Reported by: Ijeoma G | Edited by: Oravbiere Osayomore Promise.
The Nigerian Communications Commission has announced that telecom operators have compensated more than 75 million subscribers for poor network services, marking one of the largest consumer redress exercises ever recorded in Africa’s biggest mobile market.
The industry regulator disclosed this in a communiqué issued on Tuesday, June 9, 2026, following its 109th board meeting held on May 25, 2026. The payout reflects significant progress in enforcing quality-of-service (QoS) obligations across mobile networks, as operators were mandated to automatically issue airtime credits to affected customers.
The compensation drive followed a directive issued by the NCC on March 29, 2026, requiring mobile operators to compensate subscribers for substandard network performance.

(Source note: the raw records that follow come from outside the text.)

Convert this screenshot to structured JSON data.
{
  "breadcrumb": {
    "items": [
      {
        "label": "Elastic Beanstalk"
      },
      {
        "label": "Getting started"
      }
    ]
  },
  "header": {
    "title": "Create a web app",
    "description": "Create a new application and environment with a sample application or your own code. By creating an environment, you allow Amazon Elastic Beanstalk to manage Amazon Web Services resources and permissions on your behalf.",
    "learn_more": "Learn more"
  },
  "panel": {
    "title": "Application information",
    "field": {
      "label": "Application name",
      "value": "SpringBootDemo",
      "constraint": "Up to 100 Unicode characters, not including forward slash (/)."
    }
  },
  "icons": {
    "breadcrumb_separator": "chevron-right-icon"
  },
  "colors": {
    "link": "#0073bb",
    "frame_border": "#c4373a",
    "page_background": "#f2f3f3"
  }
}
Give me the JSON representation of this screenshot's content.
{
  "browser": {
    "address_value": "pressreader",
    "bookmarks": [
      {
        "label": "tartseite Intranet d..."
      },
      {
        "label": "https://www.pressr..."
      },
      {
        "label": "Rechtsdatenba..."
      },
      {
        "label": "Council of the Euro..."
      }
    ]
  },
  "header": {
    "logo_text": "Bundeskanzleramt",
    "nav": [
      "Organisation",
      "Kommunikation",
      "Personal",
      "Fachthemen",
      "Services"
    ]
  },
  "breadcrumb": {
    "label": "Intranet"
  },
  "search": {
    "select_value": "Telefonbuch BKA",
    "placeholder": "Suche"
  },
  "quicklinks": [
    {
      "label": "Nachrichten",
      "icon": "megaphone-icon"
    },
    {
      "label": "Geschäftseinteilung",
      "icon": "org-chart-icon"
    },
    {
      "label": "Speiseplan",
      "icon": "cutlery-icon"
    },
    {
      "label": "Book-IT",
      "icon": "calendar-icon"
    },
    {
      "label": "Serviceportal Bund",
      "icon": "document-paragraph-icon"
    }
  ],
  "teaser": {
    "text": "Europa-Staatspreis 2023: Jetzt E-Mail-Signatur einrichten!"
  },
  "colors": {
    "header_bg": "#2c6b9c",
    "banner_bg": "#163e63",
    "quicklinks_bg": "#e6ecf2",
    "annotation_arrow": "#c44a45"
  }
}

Under the order, operators were directed to automatically calculate and issue airtime credits based on each customer’s average spending in locations where service quality failed to meet regulatory benchmarks. “The board noted substantial progress in the implementation of the commission’s directive, particularly the full compliance, which has resulted in compensation being offered to over 75 million affected subscribers,” the communiqué said. The commission said the exercise formed part of a broader effort to enforce quality-of-service obligations on operators amid persistent complaints from consumers over dropped calls, slow data speeds, and inconsistent network coverage.
While the NCC noted that operators had reported compliance, the regulator is still conducting independent validation to confirm that all eligible subscribers have been properly captured in the compensation process. “The board further acknowledged ongoing efforts to independently validate operators’ claims and ensure all eligible subscribers receive compensation due to them, while encouraging consumers to continue their engagement with the commission,” it said. Nigeria has more than 200 million mobile subscriptions, according to industry data, meaning the compensation exercise potentially affects a significant share of active users across the country.
The board also reviewed compliance by infrastructure providers, particularly tower companies (TowerCos), which were directed to reinvest regulatory fines into network upgrades through escrow arrangements. The commission said compliance had been partial and warned that full adherence was necessary to achieve the intended infrastructure upgrades. The regulator’s intervention comes as Nigeria’s telecom sector continues to face structural challenges, including rising data demand, uneven fibre deployment, and heavy reliance on mobile broadband, which has strained network capacity. In response, telecom operators have continued to invest heavily in network infrastructure and service improvements. In 2025, mobile network operators, tower companies, and other industry players spent about N2.13tn on capital expenditure. For 2026, operators plan to invest about N1.86tn, with spending targeted at network expansion, technology upgrades, and broader operational improvements aimed at strengthening service delivery for mobile and data users.
The NCC also noted that efforts to expand fibre-to-the-home connections are beginning to gain traction, although penetration remains low relative to national demand. The commission flagged persistent vandalism of telecom facilities as a major constraint on service reliability, despite the designation of telecom assets as critical national information infrastructure. “The board noted the prevailing sectoral challenges affecting the operations of licensees of the commission, including infrastructure vandalism, which has continued to hamper industry growth,” it said. The NCC announced that it is exploring additional protective mechanisms, including a proposed Communications Industry Security Trust Fund, to strengthen the security of telecom infrastructure nationwide.
The compensation programme, combined with ongoing regulatory enforcement, signals a more assertive stance by the NCC to hold operators accountable for service delivery. After years of consumer complaints over poor quality of service with little or no consequence for operators, the March directive has shifted the dynamics. For millions of Nigerian subscribers who have endured dropped calls, delayed data and frustratingly slow connections, the airtime credits, however modest, represent more than just a refund; they are an acknowledgment that the regulator is finally listening. Whether this translates into lasting improvements in network quality will depend on continued enforcement and the success of the ongoing infrastructure expansion.